The Roaring Twenties – film review (Old Yorker)

  • The Roaring Twenties

    Raoul Walsh (1939)

     This isn’t a long picture by modern standards but, at 104 minutes, it feels long – and seems turgid and schematic, at least in comparison with The Public Enemy.  Whereas that film has opening and closing legends that confirm its moral credentials, The Roaring Twenties has a voiceover (John Deering), which we hear at several points, performing the same service.  It starts with a flashback montage – from 1940 (the film opened in theatres a few weeks after the outbreak of the World War II in Europe) to 1918, with images of the big names in international politics during the twenty-two years in question.   The Public Enemy’s mission statement describes the gangster world as an evil which must be eradicated.  The Roaring Twenties majors on the political and social forces of the time and on how they shape human destinies.  The real action begins with three American soldiers in the trenches in November 1918, minutes (seconds!) before the armistice is declared.

    The soldiers are Eddie Bartlett (James Cagney), George Hally (Humphrey Bogart) and Lloyd Hart (Jeffrey Lynn).  The characterisation of at least one, and perhaps two, of the trio in this opening sequence contradicts the narration’s idea that their lives will be determined by something other than individual personality and motivation.   Lloyd, preparing to shoot a German soldier, puts down his gun.  When George asks why, Lloyd says, ‘He was a kid – only looked about fifteen’.  George takes aim and fires.  ‘He won’t see sixteen’, he announces with laconic satisfaction.  I say ‘at least one, and perhaps two’ because Jeffrey Lynn’s Lloyd is so colourless that blowing with the wind seems an essential part of his nature:  this makes it hard to tell whether this young lawyer is dominated by events or whether he’s a shrewd chameleon.  But nothing that Bogart’s cold-hearted George, a former saloon-keeper, does throughout the changing times that the story spans comes as any surprise.  (Although the title is decade-specific, the timescale of the action extends beyond the end of prohibition in 1933.)   The demonstration of how people fall prey to the corruptions of the particular time and place in which they live therefore has to focus on Cagney’s Eddie.  Before he went to fight in Europe, he was a New York cab-driver.  When he returns in 1919, someone else has got his job.   Eddie is determined to make the best of himself and builds up a fleet of cabs through delivering bootleg liquor.  He hires Lloyd as his lawyer and George subsequently becomes Eddie’s business partner, before they fall out.   After the Wall Street crash, Eddie falls on hard times.  George doesn’t.

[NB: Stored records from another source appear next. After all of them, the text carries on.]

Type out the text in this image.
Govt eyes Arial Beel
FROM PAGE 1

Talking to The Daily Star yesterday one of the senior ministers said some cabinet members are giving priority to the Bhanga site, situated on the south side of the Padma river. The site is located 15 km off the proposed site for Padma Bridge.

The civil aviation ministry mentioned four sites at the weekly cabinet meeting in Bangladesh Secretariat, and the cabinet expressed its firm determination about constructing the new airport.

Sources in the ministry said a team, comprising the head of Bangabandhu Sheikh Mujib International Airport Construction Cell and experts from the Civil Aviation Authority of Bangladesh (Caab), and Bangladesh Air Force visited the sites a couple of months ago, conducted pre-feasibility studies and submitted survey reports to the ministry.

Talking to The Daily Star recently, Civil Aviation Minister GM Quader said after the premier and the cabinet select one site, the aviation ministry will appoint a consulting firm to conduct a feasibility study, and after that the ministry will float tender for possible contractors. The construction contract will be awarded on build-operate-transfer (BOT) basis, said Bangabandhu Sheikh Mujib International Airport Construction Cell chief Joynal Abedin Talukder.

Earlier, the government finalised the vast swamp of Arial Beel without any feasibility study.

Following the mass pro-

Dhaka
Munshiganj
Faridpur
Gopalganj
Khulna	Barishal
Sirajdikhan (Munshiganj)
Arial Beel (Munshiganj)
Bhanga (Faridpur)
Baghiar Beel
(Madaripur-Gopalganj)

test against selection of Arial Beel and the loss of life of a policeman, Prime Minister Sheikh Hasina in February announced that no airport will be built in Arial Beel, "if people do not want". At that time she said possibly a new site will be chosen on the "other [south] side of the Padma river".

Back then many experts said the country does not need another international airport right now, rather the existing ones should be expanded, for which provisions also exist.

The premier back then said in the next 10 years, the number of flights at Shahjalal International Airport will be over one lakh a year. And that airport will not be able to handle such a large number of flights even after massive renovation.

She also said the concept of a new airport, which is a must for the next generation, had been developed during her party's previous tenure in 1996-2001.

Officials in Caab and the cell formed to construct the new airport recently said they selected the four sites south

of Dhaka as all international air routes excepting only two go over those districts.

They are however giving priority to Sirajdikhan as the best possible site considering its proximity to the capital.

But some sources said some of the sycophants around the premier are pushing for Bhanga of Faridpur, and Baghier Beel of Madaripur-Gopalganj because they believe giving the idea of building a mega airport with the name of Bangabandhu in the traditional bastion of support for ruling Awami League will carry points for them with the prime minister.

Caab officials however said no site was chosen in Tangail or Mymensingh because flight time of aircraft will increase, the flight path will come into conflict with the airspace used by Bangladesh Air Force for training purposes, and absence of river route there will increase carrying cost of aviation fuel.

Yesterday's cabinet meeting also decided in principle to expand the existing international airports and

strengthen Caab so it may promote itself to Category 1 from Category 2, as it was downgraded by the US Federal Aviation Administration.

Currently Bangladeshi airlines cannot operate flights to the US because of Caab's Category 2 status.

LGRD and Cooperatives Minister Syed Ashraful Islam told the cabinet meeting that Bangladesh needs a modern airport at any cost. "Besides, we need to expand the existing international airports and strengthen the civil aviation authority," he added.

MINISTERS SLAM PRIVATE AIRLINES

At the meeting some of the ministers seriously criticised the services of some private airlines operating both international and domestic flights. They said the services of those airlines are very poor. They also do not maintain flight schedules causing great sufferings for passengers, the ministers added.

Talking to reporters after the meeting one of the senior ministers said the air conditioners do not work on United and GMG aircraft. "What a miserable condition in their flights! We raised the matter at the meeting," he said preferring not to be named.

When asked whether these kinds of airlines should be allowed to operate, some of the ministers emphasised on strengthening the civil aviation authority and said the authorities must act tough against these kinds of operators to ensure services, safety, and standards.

    While he was soldiering in France , a young American girl became Eddie’s pen pal.  He visits the girl, Jean Sherman, on his return home and she becomes the love of his life; it’s meant to be one of Eddie’s tragedies that this love is never reciprocated.  You can certainly believe that Priscilla Lane , who plays Jean, wouldn’t go for a bloke like Cagney’s Eddie, socially beneath her but emotionally beyond her.  The mystery is why Eddie would be attracted to Jean, who has a weirdly spinsterly quality in her early scenes and then turns into a particular type of screen heroine which lasted through the thirties and forties and even beyond:  tiresomely ladylike in a smiley-virtuous, condescending way.   (I think of Teresa Wright as a prime exponent of this style.)  Priscilla Lane was the actress’s real name but its suggestion of prissy is almost improbably apt (one thing you can believe about the story is that Jean would end up marrying Lloyd).  For a while, I wondered if Eddie’s love for Jean increased as his way of life moved further away from that of the ‘ideal soldier’ to whom she had written in 1918 but I don’t expect this was the idea.  The Lane sisters were a popular singing trio of the 1920s and 1930s and it appears that Priscilla was the most individually successful of the three.  Jean wants to be a musical star and Priscilla Lane gets the opportunity to sings ‘My Melancholy Baby’ and ‘I’m Just Wild About Harry’.  She’s melodious but impersonal – again, I found it hard to tell whether that was how we were supposed to find Jean.

    The only relationship in The Roaring Twenties that amounts to much is the one between Eddie and Panama Smith, the speakeasy hostess who holds a torch for him as long as he holds one for Jean.  Although the role is hackneyed, Gladys George is excellent as Panama – her shopworn glamour and fragile resilience are very appealing, and there’s a chemistry between her and Cagney.   There’s also a connection between Cagney and Frank McHugh, who plays his old cab driver pal.  Cagney is very compelling (although less convincing here as a ringleader than as a sole agent).  Among the well-known names that appear on the credits is that of Robert Rossen, who shares the screenplay credit with Jerry Wald and Mark Hellinger (who wrote the source material).